After both presentations, Rick asked a few questions to both panelists, and took a few questions from the audience.

As closing comments, the speakers agreed that there has been much more communication between the two sides and that there will be more code re-use between the two project, which is of course great news compared to the old situation where it was mostly about flamewars.

What I got out of this panel is that while I've been more more on the Gnome side so far (I'm a theme junkie, and I like Gtk and all its bindings), Kurt made a very impressive demonstration made with the KDE presentation tool, and it seemed obvious from the presentation that KDE is much further ahead.
KDE is missing the very nice themes that Gnome offers, and if you like enlightenment, you're better off with Gnome for now. However, now that KDE 2.0 is going to have themes and offer the option of using external window managers like Enlightenment, Gnome won't have too offer too many things that KDE won't be able to do.

KDE is the default desktop for several distributions, including the very nicely enhanced KDE that's present in the upcoming Corel Linux. Gnome is the default desktop in Red Hat 6.0, and while I understand why they want to push it, considering the amount of work they put into it, I'm not sure how good a move it was considering the bad bugs that were in the version they shipped, and which cause people to say "RH 6.0 is really unstable", when it fact they really mean Gnome, because the rest of RH is quite stable.

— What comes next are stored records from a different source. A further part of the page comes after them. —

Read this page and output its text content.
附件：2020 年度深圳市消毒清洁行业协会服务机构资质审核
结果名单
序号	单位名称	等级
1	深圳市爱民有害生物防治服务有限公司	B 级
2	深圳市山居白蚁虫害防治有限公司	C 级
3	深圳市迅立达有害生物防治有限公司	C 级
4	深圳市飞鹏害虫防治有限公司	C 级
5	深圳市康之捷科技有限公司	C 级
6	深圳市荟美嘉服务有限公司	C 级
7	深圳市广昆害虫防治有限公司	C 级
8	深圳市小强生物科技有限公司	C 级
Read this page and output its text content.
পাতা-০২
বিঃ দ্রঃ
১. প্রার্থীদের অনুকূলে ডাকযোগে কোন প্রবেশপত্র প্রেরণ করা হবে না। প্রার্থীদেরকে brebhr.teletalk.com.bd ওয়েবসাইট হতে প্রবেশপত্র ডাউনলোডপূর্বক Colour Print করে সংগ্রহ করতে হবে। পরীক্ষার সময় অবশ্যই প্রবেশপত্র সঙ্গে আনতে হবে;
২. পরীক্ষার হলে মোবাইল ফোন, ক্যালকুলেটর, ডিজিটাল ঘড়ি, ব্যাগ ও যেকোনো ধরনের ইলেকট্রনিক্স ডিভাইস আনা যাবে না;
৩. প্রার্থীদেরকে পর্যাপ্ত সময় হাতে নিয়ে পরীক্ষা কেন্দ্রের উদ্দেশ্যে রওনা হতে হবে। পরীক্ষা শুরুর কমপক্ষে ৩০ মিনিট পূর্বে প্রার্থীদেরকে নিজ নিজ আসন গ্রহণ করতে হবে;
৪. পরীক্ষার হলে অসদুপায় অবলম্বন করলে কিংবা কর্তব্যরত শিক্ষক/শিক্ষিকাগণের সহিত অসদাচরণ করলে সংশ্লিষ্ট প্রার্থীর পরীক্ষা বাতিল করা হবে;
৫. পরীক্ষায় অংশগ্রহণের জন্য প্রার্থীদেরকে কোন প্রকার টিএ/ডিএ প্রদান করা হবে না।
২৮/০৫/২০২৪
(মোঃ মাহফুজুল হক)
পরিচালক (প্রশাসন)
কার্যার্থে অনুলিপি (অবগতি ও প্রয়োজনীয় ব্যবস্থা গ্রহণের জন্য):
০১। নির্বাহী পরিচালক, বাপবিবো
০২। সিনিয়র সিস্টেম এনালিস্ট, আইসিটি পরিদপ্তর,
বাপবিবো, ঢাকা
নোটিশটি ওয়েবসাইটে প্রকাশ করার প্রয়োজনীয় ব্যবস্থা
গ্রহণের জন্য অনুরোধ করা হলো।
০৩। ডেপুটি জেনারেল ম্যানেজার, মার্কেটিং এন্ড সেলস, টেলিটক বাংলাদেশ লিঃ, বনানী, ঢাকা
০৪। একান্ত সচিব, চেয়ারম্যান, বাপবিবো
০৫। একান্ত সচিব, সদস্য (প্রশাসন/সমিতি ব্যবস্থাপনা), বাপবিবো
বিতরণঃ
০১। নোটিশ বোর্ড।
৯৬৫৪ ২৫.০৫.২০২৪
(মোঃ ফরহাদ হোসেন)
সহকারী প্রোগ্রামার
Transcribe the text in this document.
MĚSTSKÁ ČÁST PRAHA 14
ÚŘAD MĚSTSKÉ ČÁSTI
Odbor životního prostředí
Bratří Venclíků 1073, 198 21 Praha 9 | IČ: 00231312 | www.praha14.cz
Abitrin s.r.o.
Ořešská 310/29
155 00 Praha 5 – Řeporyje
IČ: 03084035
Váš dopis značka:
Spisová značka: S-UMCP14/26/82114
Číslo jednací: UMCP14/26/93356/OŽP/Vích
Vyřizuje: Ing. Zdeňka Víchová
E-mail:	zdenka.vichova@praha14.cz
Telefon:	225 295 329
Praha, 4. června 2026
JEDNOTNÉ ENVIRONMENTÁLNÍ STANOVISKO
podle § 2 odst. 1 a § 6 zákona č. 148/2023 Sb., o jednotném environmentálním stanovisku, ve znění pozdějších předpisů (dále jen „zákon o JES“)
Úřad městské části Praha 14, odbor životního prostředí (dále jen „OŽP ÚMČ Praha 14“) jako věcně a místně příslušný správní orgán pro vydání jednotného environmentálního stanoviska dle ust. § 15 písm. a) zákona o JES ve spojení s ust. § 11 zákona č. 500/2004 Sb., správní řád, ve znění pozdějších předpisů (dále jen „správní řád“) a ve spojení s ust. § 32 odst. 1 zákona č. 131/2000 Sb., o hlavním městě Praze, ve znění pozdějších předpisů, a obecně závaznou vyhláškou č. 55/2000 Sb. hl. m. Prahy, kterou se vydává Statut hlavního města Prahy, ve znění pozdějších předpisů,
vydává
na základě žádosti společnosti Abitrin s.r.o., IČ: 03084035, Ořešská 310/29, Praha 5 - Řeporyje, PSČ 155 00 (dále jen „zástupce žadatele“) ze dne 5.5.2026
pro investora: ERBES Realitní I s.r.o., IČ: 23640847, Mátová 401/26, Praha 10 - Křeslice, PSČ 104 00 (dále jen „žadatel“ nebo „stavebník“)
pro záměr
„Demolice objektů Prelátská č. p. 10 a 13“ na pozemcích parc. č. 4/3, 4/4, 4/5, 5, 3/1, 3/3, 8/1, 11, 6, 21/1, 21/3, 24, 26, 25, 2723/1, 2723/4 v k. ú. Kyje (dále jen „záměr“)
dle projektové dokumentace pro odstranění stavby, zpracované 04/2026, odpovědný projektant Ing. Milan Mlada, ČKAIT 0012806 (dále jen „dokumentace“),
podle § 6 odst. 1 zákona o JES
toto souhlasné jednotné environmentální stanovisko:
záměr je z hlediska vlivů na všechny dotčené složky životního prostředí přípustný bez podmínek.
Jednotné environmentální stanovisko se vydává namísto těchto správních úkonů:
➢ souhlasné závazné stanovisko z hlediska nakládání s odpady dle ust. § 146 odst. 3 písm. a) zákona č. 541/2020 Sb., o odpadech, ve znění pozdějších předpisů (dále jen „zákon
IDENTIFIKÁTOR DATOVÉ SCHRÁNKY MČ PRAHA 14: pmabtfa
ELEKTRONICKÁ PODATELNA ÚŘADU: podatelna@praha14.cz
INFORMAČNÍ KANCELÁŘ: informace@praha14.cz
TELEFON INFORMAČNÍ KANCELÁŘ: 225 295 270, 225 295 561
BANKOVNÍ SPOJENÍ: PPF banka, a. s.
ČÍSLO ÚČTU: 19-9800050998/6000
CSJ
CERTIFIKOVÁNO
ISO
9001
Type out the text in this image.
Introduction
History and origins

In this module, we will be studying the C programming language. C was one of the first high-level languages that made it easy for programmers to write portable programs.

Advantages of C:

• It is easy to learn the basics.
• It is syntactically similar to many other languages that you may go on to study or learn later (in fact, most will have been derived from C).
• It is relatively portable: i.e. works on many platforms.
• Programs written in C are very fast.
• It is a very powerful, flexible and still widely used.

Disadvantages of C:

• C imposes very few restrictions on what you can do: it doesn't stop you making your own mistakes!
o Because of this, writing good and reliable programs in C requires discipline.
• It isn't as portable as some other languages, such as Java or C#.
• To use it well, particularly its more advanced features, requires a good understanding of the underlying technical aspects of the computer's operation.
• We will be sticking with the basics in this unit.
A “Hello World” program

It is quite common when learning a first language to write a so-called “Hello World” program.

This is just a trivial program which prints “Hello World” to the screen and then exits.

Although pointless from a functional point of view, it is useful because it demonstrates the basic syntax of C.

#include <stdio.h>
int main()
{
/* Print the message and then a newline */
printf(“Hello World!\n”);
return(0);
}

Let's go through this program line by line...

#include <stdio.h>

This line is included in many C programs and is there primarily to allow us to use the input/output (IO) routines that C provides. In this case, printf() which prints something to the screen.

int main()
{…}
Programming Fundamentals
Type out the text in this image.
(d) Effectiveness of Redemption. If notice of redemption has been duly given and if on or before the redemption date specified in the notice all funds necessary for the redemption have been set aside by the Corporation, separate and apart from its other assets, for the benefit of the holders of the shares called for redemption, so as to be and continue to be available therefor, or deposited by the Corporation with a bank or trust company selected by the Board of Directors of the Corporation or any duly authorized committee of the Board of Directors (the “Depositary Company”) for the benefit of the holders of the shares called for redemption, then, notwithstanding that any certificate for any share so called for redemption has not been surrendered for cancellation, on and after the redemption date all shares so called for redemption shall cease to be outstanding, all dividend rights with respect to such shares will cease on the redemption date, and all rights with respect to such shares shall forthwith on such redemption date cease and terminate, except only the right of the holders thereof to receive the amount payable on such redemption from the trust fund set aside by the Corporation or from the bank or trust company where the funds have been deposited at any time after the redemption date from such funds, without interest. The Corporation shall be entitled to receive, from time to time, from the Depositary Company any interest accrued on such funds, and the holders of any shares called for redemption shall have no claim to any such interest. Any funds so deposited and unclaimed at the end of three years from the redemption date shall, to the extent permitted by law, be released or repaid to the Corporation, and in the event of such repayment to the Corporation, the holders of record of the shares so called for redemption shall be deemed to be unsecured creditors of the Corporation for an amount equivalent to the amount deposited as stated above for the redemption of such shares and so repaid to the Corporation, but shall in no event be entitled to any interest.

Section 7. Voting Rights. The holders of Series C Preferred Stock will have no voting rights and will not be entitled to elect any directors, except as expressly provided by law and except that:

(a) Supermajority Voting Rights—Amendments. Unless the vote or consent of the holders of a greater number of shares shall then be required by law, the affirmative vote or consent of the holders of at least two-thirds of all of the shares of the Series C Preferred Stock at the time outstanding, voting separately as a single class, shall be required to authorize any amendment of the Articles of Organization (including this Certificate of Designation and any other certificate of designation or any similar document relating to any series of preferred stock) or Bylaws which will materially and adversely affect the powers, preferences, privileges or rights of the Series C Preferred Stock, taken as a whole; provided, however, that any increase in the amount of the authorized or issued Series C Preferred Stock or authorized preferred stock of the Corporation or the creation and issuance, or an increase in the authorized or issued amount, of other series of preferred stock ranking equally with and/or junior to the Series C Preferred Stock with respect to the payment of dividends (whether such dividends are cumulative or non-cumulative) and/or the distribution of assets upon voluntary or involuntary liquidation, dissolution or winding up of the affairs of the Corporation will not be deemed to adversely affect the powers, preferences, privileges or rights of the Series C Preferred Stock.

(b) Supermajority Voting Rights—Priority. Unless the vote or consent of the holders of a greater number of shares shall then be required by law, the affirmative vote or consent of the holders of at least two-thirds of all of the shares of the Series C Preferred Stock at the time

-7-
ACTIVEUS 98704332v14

Gnome was initially written because KDE was based on Qt and Qt wasn't free in the Debian sense of the term, but now that Troll Tech has put Qt under the QPL license, this isn't an issue anymore.
Today, most likely people wouldn't start writing gnome, but since it's there, and interesting things have come out of that project, it definitely makes sense to keep it around. First of all, competition is good, and both Gnome and KDE can feed of the other group's ideas, but also by agreeing on a set of interfaces, it doesn't become quite as much of a problem to have two competing desktops.